Henüz elime almadığım diplomaya hak kazanmamla hayata atılmam bir oldu. Radyoda programcılık, tv’de yönetmenlik, belgesel oyunculuğu… Video dükkânı işletmeciliği… Muhabirlik… Çevirmenlik… Eğitmenlik… vs.
Yıllar sonra baktım; bir Zagor… Akmar Pasajı’nın girişinde, bir tezgâhın üzerinde. Ama ne Ceylan, ne de Tay, Lâl Kitap baskısı… Artık yaratıcıları Sergio Bonelli-Gallieno Ferri değil, Mauro Boselli… Okumadım; ama muhtemelen Zagor da eski Zagor değildi. Çizgisinden bildim; o bana pek dijital gelen çizgilerinden…
İçimdeki ateşi yeniden harlayan Tokyo Ghoul oldu; Sui Ishida’nın öyküsüne/çizgisine bir iki laf edebilirdim, lakin o ‘açılış’ müziği de neydi öyle: Anlat bana bu sistemin nasıl işlediğini!
Bir Hayao Miyazaki hayranı, sıkı bir Studio Ghibli takipçisi olarak düştüm Arkabahçe’nin Gerekli Şeyler’in, Akılçelen’in, Arunas’ın, hatta Marmara Çizgi’nin peşine…
Gördüğüm, manganın yeni yeni popüler kültür kulvarında koşmaya başladığı… Sanırım bunda, Naruto’yu yayınlayan turkanime.tv’nin hatırı sayılır bir katkısı var. Fuarlarda kimi stantlar sinek avlarken, manga basanların önü tıka basa artık…
Çoğu genç; 10-15 yaş arası… Sözleşmiş gibi siyah giyimli hepsi… Metallica’yı metalci saymıyorlar… Kiminin üzerinde fanart çizimi basılmış t-shirt, kiminin kulağında kurukafa küpe… Sanılır ki “cosplay” partisinden gelmekteler.
Bu manzarayı bir “umut” olarak okuyorum, tahminlerin tersine… Ve bir “geçiş” olarak görmüyorum kesinlikle… Yani, “Şimdi bunu okusun, sonra Yaşar Kemal okur!” diyenlerden değilim. Manganın bizatihi kendinin bir metin, ciddiye alınması gereken bir edebiyat olduğunu düşünüyorum çünkü.
Mangayı, kelime anlamından hareketle “kaygısız + resim” olarak görüp aşağılamak, yalnız panel ve konuşma balonundan ibaret sanmak, ciddi bir sınır ihlali, azıcık da fütursuzluktur kanımca.
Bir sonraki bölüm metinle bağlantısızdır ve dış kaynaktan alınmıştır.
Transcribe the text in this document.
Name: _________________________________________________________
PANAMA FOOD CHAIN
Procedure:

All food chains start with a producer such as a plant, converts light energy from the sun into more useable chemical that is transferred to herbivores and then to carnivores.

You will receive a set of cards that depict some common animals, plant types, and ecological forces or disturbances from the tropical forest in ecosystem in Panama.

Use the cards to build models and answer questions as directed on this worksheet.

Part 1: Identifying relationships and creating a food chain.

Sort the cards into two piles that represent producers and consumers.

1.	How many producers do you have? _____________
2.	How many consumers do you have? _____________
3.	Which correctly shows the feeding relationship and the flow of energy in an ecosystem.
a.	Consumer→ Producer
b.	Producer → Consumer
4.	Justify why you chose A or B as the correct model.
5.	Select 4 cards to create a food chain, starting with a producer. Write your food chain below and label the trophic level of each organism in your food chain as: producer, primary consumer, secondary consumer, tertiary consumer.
Gidişatı “eksik”, hatta “hatalı” okumaktır…
Fransa’nın muteber dergilerinden biridir Livres Hebdo… Yayın danışmanları da bir Alman: Rüdiger Wischenbart. Bu ikili, 2006 yılından bu yana Dünyanın En Büyük Yayıncıları listesini açıklayıp dururlar (son zamanlarda yanlarına Publisher Weekly’i de aldılar).
Yakın zamanda yenisi açıklandı bu listenin… 20 ülkeden 57 yayıncı seçildi; Finlandiyalı yahut Güney Kıbrıslı yayıncı var, ama bir Türk yayıncı yok!
Oysa burun büktüğümüz bir manga yayıncısının (Shueisha, Japonya) 2012 hasılatı 1 milyar 464 milyon dolar…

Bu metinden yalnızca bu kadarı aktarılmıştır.